Written between 2009 and 2012, then revised in 2015, these four disparate piano pieces make up Late in the Game-- the title being a reference to the composer's great age. Curiously, once composed, the traditional silent spaces between pieces began to erode and fill with notes. Ultimately, Farewell, R.W. and Gloss (1 and 2) are connected--with an ironic, mood-changing quote from Beethoven's Ode to Joy. Gloss and Bittersweet (2 and 3) are also linked. Monk, the final piece is the only stand alone. The effect of all these elisions is to fuse the four movements together allowing the ear to hear a single arc.

A word about each:

Farewell, R.W. is my solo piano arrangement of the third movement of Facts of Life, a four movement work for solo guitar commissioned and premiered by David Leisner in 2010. I quote from my program note written for the premiere: Movement 3, Farewell, R.W. is the slow movement and 'soul' of the work. Tranquil even ecstatic, it was inspired one afternoon by painful feelings surrounding a recent relationship break up."

Gloss. One weekend I invited my friend Drew Paralic to come visit. He arrived with a piano piece he had just composed and promptly played it. It haunted me. The next morning I awoke with a weird feeling: I wanted to "do something" to that piece. After Drew left, I began to rewrite the piece in my own image-- extending phrases, re-harmonizing chords, dramatizing structure. I was terrified to show it to Drew thinking he would be offended with all my tamperings. But he was pleased, even flattered- said it was like two views of the same source. Gloss moves at a moderate tempo and has a definite jazzy quality-- in line with what is Drew's own musical speciality.
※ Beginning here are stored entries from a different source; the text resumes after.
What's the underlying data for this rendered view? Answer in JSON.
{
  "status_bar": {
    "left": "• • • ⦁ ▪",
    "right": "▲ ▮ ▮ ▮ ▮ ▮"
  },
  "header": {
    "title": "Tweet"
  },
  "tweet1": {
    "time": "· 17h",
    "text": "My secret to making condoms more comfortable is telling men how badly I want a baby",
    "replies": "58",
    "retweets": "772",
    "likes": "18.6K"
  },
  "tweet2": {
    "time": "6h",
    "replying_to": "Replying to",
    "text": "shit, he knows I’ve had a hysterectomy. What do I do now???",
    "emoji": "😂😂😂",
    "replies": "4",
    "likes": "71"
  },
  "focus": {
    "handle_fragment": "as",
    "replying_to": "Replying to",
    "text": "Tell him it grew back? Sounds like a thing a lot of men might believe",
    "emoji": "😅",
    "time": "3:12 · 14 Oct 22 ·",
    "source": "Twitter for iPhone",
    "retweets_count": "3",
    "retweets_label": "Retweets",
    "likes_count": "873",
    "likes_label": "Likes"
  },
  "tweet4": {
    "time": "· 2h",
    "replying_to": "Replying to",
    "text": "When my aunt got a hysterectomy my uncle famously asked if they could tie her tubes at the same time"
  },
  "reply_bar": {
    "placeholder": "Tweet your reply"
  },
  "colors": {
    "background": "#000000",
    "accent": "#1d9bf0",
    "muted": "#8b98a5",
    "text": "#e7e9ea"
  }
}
Bittersweet (In memoriam John Dare) John Dare was my first love. We travelled for three days by train from California to New York City, living on 52 tuna fish sandwiches John had made. But it was love really that sustained us- at age 22 you can do that. Not bittersweet then but certainly now-- 50 years later-- the piece seesaws with a steady almost Bachian tread between chromatic progressions and spikily Baroque cadences. Only towards the end does an unalloyed Romanticism force its way forward melting away all rhythmic rigidity.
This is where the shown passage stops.